Le porte-parole des Teamsters Stéphane Lacroix affirme que son téléphone ne dérougit pas depuis que «l’Affaire Téo Taxi» a éclaté. Plusieurs dizaines de travailleurs, anciens ou actuels, continuent de le contacter pour lui raconter leur histoire.

Trois ex-employés de Téo Taxi convaincus d’avoir été mis à la porte pour leur activité syndicale ont porté plainte au Tribunal administratif du travail contre l’entreprise du président du Parti libéral du Québec Alexandre Taillefer, a appris Le Journal.

« Ce sont des plaintes déposées au Tribunal administratif du travail en vertu de l’article 15 du Code du travail. Il s’agit selon nous de “congédiement abusif” », affirme le porte-parole des Teamsters, Stéphane Lacroix.

Une première plainte a été déposée le 18 juin dernier par le chauffeur Blaise Aquime Derisca. « Je faisais signer des cartes pour le syndicat depuis quelque temps et je crois que c’est LA raison de mon congédiement », allègue-t-il dans sa plainte dont Le Journal a obtenu copie.

M. Derisca soutient qu’il a « toujours eu une excellente cote d’appréciation » de ses supérieurs, mais que ceux-ci l’ont congédié quand il leur a demandé si les salaires « étaient pour être indexés à la suite de l’augmentation du salaire minimum », lit-on.
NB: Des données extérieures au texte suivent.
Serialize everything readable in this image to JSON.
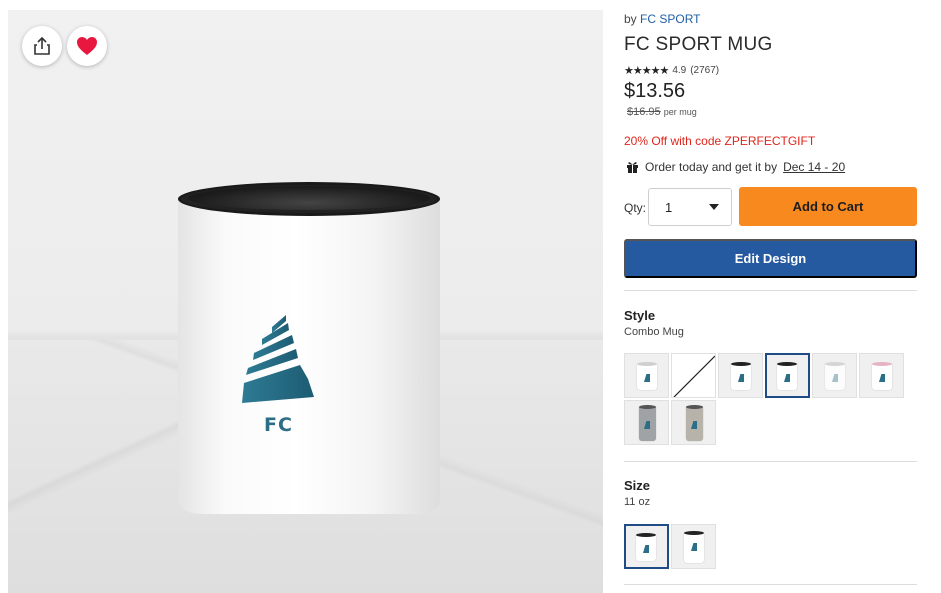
{
  "product_image": {
    "logo_text": "FC",
    "share_icon": "share-icon",
    "favorite_icon": "heart-icon",
    "favorite_color": "#e8173f"
  },
  "product": {
    "by_label": "by",
    "brand": "FC SPORT",
    "title": "FC SPORT MUG",
    "stars": "★★★★★",
    "rating": "4.9",
    "review_count": "(2767)",
    "price": "$13.56",
    "original_price": "$16.95",
    "per_unit": "per mug",
    "promo": "20% Off with code ZPERFECTGIFT",
    "delivery_text": "Order today and get it by",
    "delivery_date": "Dec 14 - 20"
  },
  "purchase": {
    "qty_label": "Qty:",
    "qty_value": "1",
    "add_to_cart": "Add to Cart",
    "edit_design": "Edit Design"
  },
  "style": {
    "label": "Style",
    "value": "Combo Mug",
    "options_count": 8,
    "selected_index": 3
  },
  "size": {
    "label": "Size",
    "value": "11 oz",
    "options_count": 2,
    "selected_index": 0
  },
  "colors": {
    "add_to_cart": "#f7891f",
    "edit_design": "#255aa0",
    "promo": "#e0251b",
    "brand_link": "#1f5fa8"
  }
}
Deux autres plaintes ont été déposées au Tribunal administratif du travail quelques semaines plus tard, soit le 3 juillet dernier.

« J’ai été injustement congédié pour rendement monétaire négatif. Je suis certain que la raison est que parce que j’ai signé ma carte et que je parlais du syndicat », indique le deuxième plaignant, Christos Tsirmbas, dans son dossier présenté au Tribunal.
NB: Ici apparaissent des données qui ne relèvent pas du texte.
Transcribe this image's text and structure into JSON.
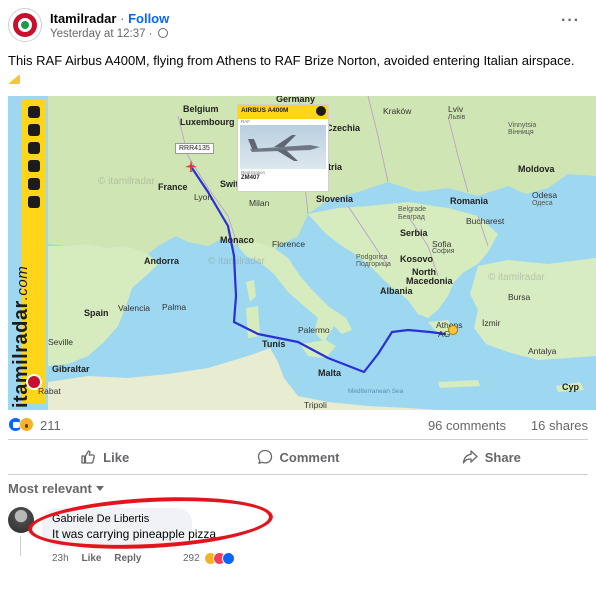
{
  "post": {
    "author": "Itamilradar",
    "separator": "·",
    "follow_label": "Follow",
    "timestamp": "Yesterday at 12:37 ·",
    "more_label": "···",
    "text": "This RAF Airbus A400M, flying from Athens to RAF Brize Norton, avoided entering Italian airspace."
  },
  "map": {
    "brand": "itamilradar",
    "brand_suffix": ".com",
    "flight_label": "RRR4135",
    "card_title": "AIRBUS A400M",
    "card_subtitle": "RAF",
    "card_reg_label": "Registration",
    "card_reg_value": "ZM407",
    "watermark": "© itamilradar",
    "places": {
      "germany": "Germany",
      "belgium": "Belgium",
      "luxembourg": "Luxembourg",
      "czechia": "Czechia",
      "lviv": "Lviv",
      "lviv_local": "Львів",
      "krakow": "Kraków",
      "vinnytsia": "Vinnytsia",
      "vinnytsia_local": "Вінниця",
      "moldova": "Moldova",
      "odesa": "Odesa",
      "odesa_local": "Одеса",
      "france": "France",
      "lyon": "Lyon",
      "switzerland": "Swit",
      "milan": "Milan",
      "austria": "tria",
      "slovenia": "Slovenia",
      "romania": "Romania",
      "belgrade": "Belgrade",
      "belgrade_local": "Београд",
      "bucharest": "Bucharest",
      "monaco": "Monaco",
      "florence": "Florence",
      "serbia": "Serbia",
      "sofia": "Sofia",
      "sofia_local": "София",
      "andorra": "Andorra",
      "podgorica": "Podgorica",
      "podgorica_local": "Подгорица",
      "kosovo": "Kosovo",
      "north_macedonia": "North",
      "north_macedonia_2": "Macedonia",
      "albania": "Albania",
      "spain": "Spain",
      "valencia": "Valencia",
      "palma": "Palma",
      "bursa": "Bursa",
      "seville": "Seville",
      "tunis": "Tunis",
      "palermo": "Palermo",
      "athens": "Athens",
      "athens_2": "AG",
      "izmir": "İzmir",
      "antalya": "Antalya",
      "gibraltar": "Gibraltar",
      "malta": "Malta",
      "rabat": "Rabat",
      "tripoli": "Tripoli",
      "cyprus": "Cyp",
      "med_sea": "Mediterranean Sea"
    }
  },
  "stats": {
    "reactions_count": "211",
    "comments": "96 comments",
    "shares": "16 shares"
  },
  "actions": {
    "like": "Like",
    "comment": "Comment",
    "share": "Share"
  },
  "sort_label": "Most relevant",
  "comment": {
    "author": "Gabriele De Libertis",
    "text": "It was carrying pineapple pizza",
    "age": "23h",
    "like": "Like",
    "reply": "Reply",
    "reactions": "292"
  },
  "colors": {
    "brand_yellow": "#ffd51a",
    "fb_blue": "#0866ff",
    "route": "#2a2fd6",
    "highlight_red": "#e2141d"
  }
}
Quant au troisième chauffeur, Michel Langlois, il estime avoir été « injustement congédié pour des supposées plaintes pour odeur de cigarette » dans son véhicule.

« Je suis certain que mon congédiement est dû au fait que je parlais du syndicat à mes collègues de travail et que j’ai signé ma carte », note-t-il dans sa plainte.

Du côté du syndicat des Teamsters, on soutient qu’une demi-douzaine d’autres cas « suffisamment solides » pourraient être déposés sous peu.

Selon nos informations, l’audience devrait avoir lieu d’ici la fin du mois. C’est un juge du Tribunal administratif du travail qui devra dire si les plaintes sont retenues.

Relations houleuses

Le 22 mai dernier, une première requête en accréditation syndicale visant « tous les salariés » a été déposée au Tribunal administratif du travail.

Un mois avant, en avril, une crise a secoué Téo Taxi. Une bonne trentaine de chauffeurs ont été remerciés par le patron de l’entreprise Alexandre Taillefer en moins d’un mois.

Joint par Le Journal, Alexandre Taillefer s’était défendu en donnant des exemples d’abus de chauffeurs aux comportements répréhensibles selon lui.

►L’article 15 du Code du travail s’applique « lorsqu’un employeur ou une personne agissant pour un employeur ou une association d’employeurs congédie, suspend ou déplace un salarié, exerce à son endroit des mesures discriminatoires ou de représailles », dit la loi.